# Desperate for advice



## Precious (Jul 16, 2008)

I'm new at this and I'm not sure where to begin. I discovered four months ago that my husband was in the beginning stages of an affair. I found text messages and phone calls on the phone bill (hundreds in a five week period of time). I confronted him and he said that nothing physical had happened yet. He knew that what he was doing was unacceptable in our marriage. He told me that he loves me but he is not in love with me. He said that he did not want a divorce. Two weeks after I found the text messages and he was going to cut all contact with this person I found emails where he was telling her how beautiful she was, he missed her and her beautiful smile, he wanted her so bad it hurt. This has been devastating he has been married twice before me and he has NEVER done anything like this, he has always been the one getting hurt. This just isn't his personality. I felt that things weren't right between us and would try to talk about it. He said he just didn't have to have sex. He was forty and he can just do without it now. I have tried everything to get his attention, texting and emailing during the day, notes, lingerie, gifts and etc. He has never refused sex but he will not initiate it. He will not show affection in public. He never compliments me on ANYTHING. When I bring it up he agrees he doesn't do these things and he should but it doesn't change. He vows that he loves me and this is where he wants to be. Please help!


----------



## 827Aug (Apr 27, 2008)

I really don't know what advice I can offer, but it sounds as though you've really been a supportive wife. My husband, too, got wierd when he turned 40. His behavior started out much like your husbands and just got worse. He's now 43 and moved out 3 months ago--he may as well just live on another planet. He says he still loves me but not in love with me. Perhaps you should try couple's counseling; we should have gone before our problem got soooo bad.

Hang in there!


----------



## draconis (Oct 3, 2007)

It seems to me that he is telling you what you want to hear, and what you need to hear for him to stay with you. There is no reason he should be keeping this up or treating you this bad. His emotional affair is causing the rift in your marriage. He needs to make a clear choice.

draconis


----------



## cao428 (Jun 26, 2008)

Hi Precious,

Maybe you shouldn't be trying so hard and make him think about the fact he might lose you?

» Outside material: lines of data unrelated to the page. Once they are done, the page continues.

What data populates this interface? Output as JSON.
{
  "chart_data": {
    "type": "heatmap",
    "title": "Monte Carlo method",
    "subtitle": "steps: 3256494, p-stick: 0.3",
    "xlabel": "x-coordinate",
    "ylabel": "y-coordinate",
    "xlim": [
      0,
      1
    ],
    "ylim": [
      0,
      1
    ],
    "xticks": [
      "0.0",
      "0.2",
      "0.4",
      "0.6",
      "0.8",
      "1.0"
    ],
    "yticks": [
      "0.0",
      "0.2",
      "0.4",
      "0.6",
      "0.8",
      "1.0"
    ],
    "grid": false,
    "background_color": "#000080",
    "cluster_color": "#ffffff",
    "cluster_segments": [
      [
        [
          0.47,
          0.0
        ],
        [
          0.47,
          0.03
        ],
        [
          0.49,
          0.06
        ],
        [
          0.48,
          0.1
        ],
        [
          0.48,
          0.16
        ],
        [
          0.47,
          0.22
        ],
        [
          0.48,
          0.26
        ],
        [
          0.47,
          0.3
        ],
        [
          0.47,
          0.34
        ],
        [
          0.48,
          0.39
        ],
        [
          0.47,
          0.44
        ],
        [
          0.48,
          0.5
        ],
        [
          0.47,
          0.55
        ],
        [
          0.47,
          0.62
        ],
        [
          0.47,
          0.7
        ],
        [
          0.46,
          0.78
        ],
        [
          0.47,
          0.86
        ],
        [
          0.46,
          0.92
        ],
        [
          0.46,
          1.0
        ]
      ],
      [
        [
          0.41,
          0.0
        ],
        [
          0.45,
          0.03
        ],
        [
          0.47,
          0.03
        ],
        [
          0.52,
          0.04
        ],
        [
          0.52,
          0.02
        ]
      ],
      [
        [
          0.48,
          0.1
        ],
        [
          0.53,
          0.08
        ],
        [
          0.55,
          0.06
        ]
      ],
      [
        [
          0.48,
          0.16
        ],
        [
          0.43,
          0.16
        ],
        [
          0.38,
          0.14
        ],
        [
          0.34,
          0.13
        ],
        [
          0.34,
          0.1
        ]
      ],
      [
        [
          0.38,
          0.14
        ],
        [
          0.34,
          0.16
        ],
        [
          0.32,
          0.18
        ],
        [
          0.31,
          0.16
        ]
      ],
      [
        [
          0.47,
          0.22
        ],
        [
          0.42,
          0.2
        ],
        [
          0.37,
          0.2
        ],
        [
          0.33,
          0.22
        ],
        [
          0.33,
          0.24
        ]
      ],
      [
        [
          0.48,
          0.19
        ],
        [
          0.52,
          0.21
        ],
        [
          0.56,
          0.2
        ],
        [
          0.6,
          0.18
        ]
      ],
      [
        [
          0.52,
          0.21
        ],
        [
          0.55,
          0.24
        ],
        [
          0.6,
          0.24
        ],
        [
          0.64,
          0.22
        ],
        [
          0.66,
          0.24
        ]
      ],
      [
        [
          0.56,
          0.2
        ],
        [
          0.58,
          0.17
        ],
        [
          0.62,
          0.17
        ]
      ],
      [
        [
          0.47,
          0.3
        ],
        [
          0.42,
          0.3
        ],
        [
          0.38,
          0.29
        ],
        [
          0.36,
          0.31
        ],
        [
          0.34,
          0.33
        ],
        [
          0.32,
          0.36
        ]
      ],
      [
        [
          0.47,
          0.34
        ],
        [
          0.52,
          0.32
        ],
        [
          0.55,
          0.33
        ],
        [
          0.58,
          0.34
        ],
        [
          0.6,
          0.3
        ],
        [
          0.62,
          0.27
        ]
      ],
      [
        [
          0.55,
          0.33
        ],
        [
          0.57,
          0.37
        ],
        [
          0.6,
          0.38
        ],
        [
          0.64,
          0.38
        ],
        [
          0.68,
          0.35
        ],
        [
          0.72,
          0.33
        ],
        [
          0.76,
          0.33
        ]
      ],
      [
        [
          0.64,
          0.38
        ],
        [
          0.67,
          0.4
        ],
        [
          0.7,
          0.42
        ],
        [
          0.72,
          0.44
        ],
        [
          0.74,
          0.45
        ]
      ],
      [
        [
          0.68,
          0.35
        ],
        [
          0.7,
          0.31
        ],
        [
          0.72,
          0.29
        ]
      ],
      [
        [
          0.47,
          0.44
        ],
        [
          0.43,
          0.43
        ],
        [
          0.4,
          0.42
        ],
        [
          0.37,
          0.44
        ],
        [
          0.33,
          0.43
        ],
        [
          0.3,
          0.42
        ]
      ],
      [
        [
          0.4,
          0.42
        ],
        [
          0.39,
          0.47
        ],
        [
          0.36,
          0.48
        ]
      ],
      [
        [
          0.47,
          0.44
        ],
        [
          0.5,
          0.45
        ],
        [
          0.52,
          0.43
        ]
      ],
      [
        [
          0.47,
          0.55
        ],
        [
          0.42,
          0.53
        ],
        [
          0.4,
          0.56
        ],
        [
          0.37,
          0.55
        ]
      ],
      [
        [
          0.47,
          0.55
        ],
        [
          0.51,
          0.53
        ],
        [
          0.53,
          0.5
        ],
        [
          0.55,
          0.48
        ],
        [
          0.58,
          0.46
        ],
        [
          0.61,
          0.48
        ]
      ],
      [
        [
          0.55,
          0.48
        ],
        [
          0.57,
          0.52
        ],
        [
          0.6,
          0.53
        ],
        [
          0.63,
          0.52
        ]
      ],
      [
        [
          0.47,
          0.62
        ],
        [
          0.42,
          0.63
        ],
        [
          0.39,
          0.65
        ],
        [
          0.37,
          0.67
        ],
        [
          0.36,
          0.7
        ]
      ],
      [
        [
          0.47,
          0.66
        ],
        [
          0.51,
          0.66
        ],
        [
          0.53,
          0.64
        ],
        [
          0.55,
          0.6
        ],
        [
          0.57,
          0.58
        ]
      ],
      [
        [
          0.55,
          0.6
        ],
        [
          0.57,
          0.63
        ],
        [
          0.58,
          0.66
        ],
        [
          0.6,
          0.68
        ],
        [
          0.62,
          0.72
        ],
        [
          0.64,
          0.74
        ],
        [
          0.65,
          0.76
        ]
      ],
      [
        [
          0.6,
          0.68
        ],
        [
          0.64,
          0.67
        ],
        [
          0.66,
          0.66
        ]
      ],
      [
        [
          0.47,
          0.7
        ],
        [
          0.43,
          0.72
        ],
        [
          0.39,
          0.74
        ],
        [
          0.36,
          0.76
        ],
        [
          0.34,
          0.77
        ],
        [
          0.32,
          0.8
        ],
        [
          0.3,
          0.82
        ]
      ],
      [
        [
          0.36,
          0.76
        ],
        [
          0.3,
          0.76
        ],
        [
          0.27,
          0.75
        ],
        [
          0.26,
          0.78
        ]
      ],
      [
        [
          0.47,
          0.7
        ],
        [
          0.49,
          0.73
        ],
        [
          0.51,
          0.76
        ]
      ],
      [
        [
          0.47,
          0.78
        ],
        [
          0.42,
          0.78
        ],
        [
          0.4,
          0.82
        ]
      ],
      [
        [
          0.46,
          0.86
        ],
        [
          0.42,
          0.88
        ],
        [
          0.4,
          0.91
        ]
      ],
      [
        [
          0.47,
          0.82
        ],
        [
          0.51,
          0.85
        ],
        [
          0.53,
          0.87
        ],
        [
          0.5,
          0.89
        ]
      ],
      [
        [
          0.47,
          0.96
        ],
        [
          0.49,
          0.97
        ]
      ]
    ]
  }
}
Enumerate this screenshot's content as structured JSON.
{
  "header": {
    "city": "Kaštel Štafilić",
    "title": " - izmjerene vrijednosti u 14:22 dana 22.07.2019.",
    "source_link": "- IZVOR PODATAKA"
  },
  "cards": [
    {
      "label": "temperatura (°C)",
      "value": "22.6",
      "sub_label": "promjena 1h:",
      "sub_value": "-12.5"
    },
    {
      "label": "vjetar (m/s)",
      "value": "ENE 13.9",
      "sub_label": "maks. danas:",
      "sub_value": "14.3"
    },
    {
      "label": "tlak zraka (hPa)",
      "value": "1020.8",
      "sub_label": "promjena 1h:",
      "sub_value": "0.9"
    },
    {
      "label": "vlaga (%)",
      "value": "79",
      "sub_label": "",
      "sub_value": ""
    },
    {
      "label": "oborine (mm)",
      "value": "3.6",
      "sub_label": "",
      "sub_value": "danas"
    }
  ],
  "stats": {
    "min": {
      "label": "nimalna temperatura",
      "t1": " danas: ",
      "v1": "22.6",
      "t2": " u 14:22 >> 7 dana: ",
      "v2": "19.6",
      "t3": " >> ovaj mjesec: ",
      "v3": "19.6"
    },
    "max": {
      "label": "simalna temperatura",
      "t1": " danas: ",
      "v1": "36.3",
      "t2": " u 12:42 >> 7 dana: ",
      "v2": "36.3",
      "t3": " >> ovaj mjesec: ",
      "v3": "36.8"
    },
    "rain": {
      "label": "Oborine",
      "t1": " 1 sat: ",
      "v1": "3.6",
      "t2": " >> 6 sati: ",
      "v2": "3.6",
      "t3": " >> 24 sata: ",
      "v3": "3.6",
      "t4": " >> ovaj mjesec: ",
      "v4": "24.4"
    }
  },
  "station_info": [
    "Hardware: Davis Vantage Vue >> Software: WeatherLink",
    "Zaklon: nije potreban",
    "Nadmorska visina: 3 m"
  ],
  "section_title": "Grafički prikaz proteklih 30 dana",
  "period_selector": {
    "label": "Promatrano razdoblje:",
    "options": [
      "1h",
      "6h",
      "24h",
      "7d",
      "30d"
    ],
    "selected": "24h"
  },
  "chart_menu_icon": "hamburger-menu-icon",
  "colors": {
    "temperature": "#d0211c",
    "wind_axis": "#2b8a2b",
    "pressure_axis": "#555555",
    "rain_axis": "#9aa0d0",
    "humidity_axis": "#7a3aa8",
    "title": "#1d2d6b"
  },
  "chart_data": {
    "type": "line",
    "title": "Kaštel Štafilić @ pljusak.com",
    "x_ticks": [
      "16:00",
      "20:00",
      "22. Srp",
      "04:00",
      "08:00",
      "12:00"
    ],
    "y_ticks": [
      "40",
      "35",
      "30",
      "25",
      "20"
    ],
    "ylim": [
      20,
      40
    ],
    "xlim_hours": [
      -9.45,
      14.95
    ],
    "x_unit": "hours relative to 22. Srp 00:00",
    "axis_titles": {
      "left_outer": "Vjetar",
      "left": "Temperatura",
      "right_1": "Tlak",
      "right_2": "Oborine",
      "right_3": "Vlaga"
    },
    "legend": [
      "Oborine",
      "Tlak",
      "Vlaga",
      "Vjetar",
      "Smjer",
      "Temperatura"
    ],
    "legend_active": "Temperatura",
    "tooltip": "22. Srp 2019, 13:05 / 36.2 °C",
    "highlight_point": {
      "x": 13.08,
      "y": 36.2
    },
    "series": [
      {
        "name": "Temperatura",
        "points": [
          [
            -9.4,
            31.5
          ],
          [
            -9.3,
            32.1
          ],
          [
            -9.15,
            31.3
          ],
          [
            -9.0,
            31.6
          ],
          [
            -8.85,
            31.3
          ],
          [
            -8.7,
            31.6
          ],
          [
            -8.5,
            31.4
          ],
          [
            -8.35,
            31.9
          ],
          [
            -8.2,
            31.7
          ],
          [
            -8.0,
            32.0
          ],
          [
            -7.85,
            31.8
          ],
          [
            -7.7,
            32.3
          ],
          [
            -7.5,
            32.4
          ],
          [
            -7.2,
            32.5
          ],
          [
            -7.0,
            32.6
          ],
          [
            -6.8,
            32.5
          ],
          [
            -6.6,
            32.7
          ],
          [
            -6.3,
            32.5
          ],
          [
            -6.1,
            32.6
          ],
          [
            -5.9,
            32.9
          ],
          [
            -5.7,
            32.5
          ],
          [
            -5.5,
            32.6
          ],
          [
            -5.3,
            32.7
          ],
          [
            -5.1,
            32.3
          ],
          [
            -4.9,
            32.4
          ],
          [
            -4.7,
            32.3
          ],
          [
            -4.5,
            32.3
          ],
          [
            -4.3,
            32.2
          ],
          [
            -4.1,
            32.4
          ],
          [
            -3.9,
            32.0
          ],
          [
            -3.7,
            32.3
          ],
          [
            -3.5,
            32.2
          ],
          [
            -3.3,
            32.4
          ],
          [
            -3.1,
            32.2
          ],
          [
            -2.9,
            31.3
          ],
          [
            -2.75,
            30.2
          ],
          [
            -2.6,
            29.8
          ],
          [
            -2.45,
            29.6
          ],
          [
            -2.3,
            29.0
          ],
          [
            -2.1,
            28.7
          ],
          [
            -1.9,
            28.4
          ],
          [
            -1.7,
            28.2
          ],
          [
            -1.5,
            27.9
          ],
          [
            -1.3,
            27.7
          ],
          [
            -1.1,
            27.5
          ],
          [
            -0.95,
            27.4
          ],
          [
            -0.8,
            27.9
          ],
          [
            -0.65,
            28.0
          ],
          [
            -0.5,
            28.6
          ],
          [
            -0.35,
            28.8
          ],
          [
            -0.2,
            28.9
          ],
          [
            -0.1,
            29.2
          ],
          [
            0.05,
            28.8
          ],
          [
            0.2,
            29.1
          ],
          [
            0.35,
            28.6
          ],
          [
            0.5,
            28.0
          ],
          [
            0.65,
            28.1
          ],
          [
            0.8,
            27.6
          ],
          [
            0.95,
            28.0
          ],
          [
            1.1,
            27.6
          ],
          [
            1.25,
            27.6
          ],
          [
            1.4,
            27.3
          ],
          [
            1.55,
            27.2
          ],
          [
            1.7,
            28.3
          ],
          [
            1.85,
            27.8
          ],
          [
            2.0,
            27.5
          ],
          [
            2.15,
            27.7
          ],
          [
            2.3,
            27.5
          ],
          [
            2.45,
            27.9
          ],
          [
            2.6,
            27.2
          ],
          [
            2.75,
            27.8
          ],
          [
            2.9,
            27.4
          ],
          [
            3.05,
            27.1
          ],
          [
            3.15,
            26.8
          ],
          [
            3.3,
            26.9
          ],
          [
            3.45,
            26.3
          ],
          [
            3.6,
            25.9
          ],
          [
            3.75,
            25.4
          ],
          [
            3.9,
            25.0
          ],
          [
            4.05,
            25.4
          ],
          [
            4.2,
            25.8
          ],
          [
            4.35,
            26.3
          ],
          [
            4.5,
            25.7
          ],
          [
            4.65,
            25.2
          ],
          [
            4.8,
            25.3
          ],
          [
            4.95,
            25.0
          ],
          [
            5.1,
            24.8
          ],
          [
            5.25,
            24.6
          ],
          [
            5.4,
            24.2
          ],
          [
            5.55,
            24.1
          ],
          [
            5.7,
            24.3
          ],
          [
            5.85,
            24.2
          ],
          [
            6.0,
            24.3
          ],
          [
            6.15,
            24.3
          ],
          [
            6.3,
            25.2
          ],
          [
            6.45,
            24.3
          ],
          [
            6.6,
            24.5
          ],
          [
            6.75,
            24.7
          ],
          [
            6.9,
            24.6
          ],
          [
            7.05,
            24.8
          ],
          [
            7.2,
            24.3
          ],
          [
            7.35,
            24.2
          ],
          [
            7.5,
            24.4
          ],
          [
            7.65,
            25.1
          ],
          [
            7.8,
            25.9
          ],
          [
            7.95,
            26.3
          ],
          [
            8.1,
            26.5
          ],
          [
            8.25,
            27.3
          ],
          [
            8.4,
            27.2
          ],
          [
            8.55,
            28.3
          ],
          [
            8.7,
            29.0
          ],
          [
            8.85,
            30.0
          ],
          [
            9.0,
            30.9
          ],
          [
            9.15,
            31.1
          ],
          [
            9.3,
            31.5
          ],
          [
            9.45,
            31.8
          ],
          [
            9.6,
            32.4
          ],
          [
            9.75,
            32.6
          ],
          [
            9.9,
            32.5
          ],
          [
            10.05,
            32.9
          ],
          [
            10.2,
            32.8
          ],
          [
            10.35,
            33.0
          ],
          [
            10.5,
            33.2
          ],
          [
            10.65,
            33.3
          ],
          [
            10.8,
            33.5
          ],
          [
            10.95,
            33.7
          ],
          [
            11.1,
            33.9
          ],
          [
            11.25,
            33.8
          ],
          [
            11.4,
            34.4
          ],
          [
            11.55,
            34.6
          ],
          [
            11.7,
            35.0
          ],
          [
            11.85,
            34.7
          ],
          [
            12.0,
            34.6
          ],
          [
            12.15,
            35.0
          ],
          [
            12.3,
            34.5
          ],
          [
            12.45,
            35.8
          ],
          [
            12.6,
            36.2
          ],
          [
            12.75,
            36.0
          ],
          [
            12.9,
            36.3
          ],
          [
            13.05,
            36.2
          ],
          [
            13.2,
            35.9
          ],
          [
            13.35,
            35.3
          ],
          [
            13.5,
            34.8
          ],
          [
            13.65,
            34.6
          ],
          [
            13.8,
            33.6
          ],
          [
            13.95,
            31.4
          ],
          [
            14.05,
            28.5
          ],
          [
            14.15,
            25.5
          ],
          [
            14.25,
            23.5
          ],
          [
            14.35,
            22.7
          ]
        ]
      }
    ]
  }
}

I have been doing much research on men and how they view their wives and how these affairs happen. What I have been reading is that the more we are wonderful, loving and nurturing, and do everything for our mates, sometimes the more we push them away because we are too available. Is it because man loves the conquest, the challenge to make him feel good about himself? At least this seems to be a part of it.

deconis, am I off on this? Maybe it depends on the type of man.:scratchhead:

Maybe too much like mother...I am exploring this for my own marriage. Have I been too nice?


----------



## Precious (Jul 16, 2008)

We have gone to counseling. He is very open and affectionat while we are there. I've discussed separation and it wouldn't be difficult as we own two houses, he just says that if we're going to work it out we need to stay together. I interprete (sp?) that as if I leave he would be ok with that and wouldn't put anymore effort into our saving our marriage. I'm not certain but I feel that he should have to win me back (even though I'm hopelessly in love with him). I think I just want to prove to myself that he will or will not go out of his way to fight for me. Will he miss me? Will he need me? Cao428, your right in six years of marriage he has never heard the word no from me. What ever he wants it happens. He has never went out of his way to surprise me. If we go out I plan it. If we go on a trip I do it. I surprise him with event tickets and weekend trips at least once a year. He is a wonderful father and provider for our home. He takes care of the house and vehicles. He just doesn't put any effort into the marriage relationship and this has become very important to me. I had decided to just live with it and accept that it just wasn't his nature but then I find that all the thing I want and desire he is doing for someone else. It really has become a problem with me. I have memorized emails that he sent to her and things that he said to her and I can not get it out of my head. I have never been a jealous person and before I found out what was going on the two of us actually had a conversation once about this person being "hot". He actually looked me in the face and told me she was hot! Which at the time didn't mean anything to me because I just thought it's ok for people to look. I never dreamed he was beginning to have a relationship with her. Now, four months after discovering this, I'm getting angry and I feel myself withdrawing from my marriage. I love him more than anything but I want him to hurt. I want HIM to have to fight for our marriage but deep down I know he won't. I know that if we seperate now it will be over.


----------